The loss of food allergy is complete tolerance to a food that previously caused a clinical reaction said Dr. Wesley Burks, MD, professor and chief, pediatric allergy and immunology at Duke University Medicial Center in Durham, N.C. Peanut allergy is outgrown in 20 percent of young children, generally by school age, whereas 60 percent of children outgrow milk, egg, wheat and soy allergies. Potential Therapies
Food allergy is the most common cause of visits for anaphylaxis treated in Emergency Departments. Nearly 15 percent of patients per year have accidential reactions.
“Investigations are being conducted on potential therapies for food allergy with the goal of developing an active treatment by means of desentization or increased tolerance to protect patients from accidental exposures,” Dr. Burks said.
Treatment options under investigation include allergen non-specific therapies that would be effective for any food allergy include anti-IgE and certain preparations of Chinese herbal medicine.
Studies indicate anti-IgE monoclonal antibody therapy may be effective in 75 percent of patients, but it must be given on a continuous basis, and there are concerns about its safety and cost. Future anti-IgE treatments for food allergy may be utilized in combination with other immunotherapy treatments.
“Herbal remedies used in Asia for centuries are under investigation in the United States. A study of Chinese medicine FAHF-2 used in a mouse model for peanut allergy worked to prevent symptoms of a reaction, and we are seeing favorable results in early human studies,” Dr. Burks said.
Therapies that are allergen-specific include heat-denatured protein, sublingual immunotherapy (SLIT), engineered recombinant protein, and oral immunotherapy (OIT).
Investigations into the use of baked or extensively heated food for daily ingestion in certain patients are successfully promoting desensitization and or tolerance to foods, such as milk and egg products.
In food allergy, the risks of traditional immunotherapy (subcutaneous injections of intact allergen) have far outweighed the benefits, but new approaches under investigation look promising.
“Several preliminary studies on oral or sublingual immunotherapy for food allergy have very encouraging results, with strong evidence of at least short term desensitization. Investigators are looking carefully at the safety of dosing and working on establishing initial, build-up and maintenance protocols for peanut allergy,” Dr. Burks said.
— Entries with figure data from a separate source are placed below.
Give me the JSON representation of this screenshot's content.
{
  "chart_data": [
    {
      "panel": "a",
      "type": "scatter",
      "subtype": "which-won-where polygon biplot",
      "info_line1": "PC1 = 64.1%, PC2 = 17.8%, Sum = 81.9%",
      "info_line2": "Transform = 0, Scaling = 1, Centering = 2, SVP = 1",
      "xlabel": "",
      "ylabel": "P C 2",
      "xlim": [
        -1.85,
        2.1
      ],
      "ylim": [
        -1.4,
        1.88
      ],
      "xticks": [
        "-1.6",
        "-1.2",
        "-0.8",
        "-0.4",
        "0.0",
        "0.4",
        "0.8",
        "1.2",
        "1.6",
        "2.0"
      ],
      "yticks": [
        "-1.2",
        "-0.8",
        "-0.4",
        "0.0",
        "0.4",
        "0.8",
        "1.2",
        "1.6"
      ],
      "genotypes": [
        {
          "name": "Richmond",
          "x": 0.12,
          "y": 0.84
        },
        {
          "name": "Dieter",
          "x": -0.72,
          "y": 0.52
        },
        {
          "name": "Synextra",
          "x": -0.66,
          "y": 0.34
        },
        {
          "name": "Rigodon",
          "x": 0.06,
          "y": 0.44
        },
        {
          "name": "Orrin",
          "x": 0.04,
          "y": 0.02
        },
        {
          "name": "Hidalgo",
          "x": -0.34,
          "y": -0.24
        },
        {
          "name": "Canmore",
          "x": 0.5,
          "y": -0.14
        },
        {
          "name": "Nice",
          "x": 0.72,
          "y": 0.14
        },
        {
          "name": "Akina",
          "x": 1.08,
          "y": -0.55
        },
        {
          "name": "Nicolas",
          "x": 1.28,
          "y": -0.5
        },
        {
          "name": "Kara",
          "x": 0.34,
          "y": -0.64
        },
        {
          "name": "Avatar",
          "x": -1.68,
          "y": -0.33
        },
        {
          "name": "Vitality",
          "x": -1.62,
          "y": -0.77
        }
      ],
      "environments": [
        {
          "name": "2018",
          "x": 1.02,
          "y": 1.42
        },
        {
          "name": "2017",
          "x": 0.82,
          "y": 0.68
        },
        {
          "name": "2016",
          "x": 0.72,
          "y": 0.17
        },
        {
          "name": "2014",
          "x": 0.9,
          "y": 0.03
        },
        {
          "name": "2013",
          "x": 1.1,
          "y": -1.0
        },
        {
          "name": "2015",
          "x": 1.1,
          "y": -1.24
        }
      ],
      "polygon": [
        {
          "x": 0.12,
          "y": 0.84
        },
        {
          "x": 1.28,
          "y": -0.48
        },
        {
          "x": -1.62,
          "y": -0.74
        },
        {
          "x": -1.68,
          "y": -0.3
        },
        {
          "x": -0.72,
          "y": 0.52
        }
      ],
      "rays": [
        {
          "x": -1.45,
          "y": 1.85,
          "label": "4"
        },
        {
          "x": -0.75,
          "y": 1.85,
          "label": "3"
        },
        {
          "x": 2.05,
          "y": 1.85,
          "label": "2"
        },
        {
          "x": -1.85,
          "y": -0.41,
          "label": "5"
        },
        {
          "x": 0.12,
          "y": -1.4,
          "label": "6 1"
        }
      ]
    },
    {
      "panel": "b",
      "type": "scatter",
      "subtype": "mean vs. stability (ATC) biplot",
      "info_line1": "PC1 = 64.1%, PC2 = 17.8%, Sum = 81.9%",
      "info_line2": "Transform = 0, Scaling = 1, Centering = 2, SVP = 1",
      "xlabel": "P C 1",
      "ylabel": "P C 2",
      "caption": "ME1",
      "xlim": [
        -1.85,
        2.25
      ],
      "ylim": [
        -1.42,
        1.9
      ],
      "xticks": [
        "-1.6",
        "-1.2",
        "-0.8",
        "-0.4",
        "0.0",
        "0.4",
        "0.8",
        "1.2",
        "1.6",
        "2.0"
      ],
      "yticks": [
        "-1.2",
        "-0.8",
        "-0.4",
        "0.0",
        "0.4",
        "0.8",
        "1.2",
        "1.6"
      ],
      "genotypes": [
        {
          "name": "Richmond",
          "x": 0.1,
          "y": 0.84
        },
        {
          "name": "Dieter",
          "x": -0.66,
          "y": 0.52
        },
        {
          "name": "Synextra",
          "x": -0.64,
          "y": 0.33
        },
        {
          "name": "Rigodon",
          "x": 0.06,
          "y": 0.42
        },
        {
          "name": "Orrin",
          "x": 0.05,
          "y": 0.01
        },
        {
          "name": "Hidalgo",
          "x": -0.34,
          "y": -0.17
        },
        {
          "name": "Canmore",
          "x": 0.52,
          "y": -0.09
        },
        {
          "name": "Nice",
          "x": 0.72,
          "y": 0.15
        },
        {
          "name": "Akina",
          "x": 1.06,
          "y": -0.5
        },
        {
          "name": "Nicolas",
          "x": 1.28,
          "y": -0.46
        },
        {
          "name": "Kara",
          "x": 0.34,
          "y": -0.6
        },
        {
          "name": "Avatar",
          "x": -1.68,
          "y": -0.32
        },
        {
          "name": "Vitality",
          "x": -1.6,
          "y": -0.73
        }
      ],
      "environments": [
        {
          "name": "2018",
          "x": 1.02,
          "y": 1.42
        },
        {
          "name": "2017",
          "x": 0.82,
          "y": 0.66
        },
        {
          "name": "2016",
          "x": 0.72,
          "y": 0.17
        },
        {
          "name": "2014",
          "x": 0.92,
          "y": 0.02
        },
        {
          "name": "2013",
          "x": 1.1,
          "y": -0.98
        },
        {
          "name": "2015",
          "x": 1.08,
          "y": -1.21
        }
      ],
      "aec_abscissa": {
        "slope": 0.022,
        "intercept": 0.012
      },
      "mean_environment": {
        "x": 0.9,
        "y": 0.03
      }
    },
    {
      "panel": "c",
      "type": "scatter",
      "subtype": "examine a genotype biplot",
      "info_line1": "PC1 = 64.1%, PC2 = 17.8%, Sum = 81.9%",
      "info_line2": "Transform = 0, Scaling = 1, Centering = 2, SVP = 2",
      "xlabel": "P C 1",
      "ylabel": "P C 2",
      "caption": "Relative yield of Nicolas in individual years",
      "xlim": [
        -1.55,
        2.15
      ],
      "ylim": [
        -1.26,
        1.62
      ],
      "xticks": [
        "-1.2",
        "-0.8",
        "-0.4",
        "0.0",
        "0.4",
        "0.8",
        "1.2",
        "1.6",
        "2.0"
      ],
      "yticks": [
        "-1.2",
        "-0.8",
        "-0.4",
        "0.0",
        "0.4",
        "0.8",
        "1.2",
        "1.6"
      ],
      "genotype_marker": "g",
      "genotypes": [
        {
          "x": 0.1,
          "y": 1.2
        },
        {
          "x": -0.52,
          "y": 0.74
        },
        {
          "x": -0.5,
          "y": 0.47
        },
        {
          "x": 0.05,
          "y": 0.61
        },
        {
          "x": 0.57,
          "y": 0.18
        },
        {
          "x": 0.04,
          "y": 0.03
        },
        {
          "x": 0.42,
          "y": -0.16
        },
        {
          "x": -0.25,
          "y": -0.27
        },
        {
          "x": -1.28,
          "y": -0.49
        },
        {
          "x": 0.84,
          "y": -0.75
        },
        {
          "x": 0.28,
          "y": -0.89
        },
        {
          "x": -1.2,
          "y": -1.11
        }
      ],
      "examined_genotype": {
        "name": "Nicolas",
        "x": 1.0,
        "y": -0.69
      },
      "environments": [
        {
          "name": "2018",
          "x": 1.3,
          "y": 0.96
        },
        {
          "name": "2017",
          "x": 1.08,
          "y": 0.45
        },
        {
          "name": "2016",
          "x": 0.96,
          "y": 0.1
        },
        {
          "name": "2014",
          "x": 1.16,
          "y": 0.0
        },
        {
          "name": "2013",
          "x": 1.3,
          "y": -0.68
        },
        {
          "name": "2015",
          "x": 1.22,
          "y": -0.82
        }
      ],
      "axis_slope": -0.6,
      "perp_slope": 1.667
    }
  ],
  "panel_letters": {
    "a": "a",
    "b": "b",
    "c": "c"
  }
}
Using an “engineered” peanut protein in a mouse model of peanut allergy, the “new” proteins worked to help prevent anaphylaxis in the peanut-allergic mice, he noted.
“The work on the development of a treatment for food allergy is progressing rapidly and is very encouraging," Dr. Burks said.
The American College of Allergy, Asthma and Immunology (ACAAI) is a professional medical organization headquartered in Arlington Heights, Ill., that promotes excellence in the practice of the subspecialty of allergy and immunology. The College, comprising more than 5,000 allergists-immunologists and related health care professionals, fosters a culture of collaboration and congeniality in which its members work together and with others toward the common goals of patient care, education, advocacy and research.